Et quand vous aurez renversé ce qui est, que voulez-vous mettre à la place ?

Pierre.

Nous sommes toujours sûrs de ne pas trouver pire.

Philippe.

Je vous le dis, comptez sur vos doigts.

Pierre.

Les têtes d’une hydre sont faciles à compter.

Philippe.

Et vous voulez agir ? cela est décidé ?

Pierre.

Nous voulons couper les jarrets aux meurtriers de Florence.

Philippe.

Cela est irrévocable ? vous voulez agir ?

Pierre.

Adieu, mon père ; laissez-moi aller seul.

Philippe.

Depuis quand le vieil aigle reste-t-il dans le nid, quand ses aiglons vont à la curée ? Ô mes enfants ! ma brave et belle jeunesse ! vous qui avez la force que j’ai perdue, vous qui êtes aujourd’hui ce qu’était le jeune Philippe, laissez-le avoir vieilli pour vous ! Emmène-moi, mon fils, je vois que vous allez agir.
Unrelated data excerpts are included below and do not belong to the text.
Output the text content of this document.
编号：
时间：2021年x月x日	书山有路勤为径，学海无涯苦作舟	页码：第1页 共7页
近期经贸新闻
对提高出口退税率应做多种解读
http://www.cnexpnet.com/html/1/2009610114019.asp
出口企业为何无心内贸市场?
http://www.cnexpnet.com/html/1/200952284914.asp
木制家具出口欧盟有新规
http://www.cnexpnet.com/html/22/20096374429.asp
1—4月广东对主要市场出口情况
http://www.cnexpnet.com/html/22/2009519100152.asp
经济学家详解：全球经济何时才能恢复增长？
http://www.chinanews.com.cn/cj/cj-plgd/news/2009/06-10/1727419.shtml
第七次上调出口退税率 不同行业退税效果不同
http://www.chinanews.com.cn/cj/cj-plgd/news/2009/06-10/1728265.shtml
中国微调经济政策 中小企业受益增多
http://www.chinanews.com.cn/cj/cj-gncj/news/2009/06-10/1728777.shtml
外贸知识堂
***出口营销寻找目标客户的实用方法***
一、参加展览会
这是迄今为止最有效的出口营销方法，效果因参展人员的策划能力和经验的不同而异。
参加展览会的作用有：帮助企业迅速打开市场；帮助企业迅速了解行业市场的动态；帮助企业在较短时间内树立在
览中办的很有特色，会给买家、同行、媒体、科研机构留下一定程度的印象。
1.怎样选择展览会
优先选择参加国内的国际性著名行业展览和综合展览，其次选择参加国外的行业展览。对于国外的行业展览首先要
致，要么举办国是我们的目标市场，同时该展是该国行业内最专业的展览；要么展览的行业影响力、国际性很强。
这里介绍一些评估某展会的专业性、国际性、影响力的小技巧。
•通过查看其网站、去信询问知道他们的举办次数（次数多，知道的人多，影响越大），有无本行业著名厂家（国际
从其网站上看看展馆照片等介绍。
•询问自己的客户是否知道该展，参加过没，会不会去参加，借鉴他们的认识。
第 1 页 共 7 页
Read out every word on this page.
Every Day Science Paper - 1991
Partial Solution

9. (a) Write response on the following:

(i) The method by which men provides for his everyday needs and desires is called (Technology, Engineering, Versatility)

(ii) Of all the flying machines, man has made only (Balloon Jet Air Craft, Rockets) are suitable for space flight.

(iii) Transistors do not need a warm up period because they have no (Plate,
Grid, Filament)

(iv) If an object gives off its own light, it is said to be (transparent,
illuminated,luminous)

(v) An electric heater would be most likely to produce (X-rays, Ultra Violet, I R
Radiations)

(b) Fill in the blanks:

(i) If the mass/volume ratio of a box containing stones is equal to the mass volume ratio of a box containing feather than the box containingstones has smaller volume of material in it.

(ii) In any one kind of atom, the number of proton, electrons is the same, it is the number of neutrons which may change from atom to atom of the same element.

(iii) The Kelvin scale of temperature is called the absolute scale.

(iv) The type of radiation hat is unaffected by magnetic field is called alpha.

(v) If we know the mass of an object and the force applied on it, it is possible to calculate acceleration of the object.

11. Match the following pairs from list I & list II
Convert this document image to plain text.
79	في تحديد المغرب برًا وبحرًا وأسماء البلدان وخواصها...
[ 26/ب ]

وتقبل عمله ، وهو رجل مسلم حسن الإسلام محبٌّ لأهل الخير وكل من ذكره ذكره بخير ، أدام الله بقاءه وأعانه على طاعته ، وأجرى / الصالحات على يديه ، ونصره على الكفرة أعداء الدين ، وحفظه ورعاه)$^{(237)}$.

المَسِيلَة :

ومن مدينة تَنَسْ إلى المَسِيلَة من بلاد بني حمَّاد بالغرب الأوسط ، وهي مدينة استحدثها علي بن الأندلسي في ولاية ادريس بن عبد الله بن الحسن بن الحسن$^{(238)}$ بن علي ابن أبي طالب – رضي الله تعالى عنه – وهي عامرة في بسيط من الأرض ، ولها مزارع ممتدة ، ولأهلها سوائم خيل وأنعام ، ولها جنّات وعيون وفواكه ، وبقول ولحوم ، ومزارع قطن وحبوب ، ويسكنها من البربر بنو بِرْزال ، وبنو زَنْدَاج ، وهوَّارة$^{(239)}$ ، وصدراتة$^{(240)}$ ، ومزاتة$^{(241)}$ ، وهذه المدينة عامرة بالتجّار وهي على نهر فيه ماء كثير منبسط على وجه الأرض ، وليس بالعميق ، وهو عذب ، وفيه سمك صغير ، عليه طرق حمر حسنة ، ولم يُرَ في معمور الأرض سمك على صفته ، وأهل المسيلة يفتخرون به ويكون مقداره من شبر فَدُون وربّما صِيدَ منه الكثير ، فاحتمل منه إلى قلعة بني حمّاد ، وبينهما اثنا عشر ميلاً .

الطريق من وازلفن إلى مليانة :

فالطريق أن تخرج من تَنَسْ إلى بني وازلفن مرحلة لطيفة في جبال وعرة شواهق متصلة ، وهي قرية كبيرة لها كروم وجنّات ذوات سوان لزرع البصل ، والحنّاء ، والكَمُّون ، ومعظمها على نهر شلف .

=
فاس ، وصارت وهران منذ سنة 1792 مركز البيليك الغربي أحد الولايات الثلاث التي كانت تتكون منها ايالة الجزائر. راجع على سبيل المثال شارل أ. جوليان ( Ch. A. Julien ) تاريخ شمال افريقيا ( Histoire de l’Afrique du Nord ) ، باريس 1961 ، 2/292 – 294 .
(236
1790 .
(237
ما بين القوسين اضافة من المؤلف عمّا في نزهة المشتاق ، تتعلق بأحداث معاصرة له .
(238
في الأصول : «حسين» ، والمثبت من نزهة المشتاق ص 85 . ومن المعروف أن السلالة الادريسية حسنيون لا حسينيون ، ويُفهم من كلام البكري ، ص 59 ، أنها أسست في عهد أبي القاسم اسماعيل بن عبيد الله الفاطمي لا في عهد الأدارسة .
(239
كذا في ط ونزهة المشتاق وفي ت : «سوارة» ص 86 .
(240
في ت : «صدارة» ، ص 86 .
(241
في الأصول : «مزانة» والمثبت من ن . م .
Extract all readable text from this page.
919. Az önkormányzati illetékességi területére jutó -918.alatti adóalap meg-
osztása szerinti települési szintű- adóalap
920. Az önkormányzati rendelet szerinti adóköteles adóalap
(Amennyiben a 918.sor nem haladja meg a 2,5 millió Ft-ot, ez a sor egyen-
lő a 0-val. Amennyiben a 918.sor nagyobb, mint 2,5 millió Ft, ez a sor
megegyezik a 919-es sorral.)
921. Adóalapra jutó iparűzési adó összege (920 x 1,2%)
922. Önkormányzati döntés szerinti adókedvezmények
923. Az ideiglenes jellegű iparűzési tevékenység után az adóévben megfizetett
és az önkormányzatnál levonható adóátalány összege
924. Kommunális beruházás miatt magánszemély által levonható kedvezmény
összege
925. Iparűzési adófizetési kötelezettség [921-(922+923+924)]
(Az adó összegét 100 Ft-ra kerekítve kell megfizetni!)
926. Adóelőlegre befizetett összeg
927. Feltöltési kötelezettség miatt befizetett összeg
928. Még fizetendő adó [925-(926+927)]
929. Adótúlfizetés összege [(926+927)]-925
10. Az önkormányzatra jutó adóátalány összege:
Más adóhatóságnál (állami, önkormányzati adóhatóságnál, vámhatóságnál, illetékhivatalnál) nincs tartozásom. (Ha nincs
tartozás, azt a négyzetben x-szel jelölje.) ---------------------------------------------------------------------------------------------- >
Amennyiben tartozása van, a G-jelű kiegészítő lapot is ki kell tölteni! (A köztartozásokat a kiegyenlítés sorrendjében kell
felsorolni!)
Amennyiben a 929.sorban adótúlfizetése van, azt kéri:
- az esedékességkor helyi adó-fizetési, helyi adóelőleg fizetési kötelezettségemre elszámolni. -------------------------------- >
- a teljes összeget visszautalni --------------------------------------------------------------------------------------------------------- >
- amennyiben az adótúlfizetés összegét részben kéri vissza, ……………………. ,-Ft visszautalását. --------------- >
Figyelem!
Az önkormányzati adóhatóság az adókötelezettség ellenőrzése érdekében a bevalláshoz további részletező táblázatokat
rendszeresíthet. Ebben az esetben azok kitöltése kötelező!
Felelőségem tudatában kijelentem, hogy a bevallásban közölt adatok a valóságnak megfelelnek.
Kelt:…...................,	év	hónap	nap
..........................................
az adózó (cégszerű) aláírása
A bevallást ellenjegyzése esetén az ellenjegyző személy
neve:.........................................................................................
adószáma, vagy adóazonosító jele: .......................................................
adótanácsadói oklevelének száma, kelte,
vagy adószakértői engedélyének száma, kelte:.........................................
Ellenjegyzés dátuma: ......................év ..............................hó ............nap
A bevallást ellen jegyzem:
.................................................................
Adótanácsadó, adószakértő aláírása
Je ne vous ferai pas de longs discours, je ne dirai que quelques mots ; il peut y avoir quelque chose de bon dans cette tête grise : deux mots, et ce sera fait. Je ne radote pas encore ; je ne vous serai pas à charge ; ne pars pas sans moi, mon enfant ; attends que je prenne mon manteau.

Pierre.

Venez, mon noble père ; nous baiserons le bas de votre robe. Vous êtes notre patriarche, venez voir marcher au soleil les rêves de votre vie. La liberté est mûre ; venez, vieux jardinier de Florence, voir sortir de terre la plante que vous aimez.

Ils sortent.

1. Voir la conspiration des Pazzi. (Note de l’auteur.)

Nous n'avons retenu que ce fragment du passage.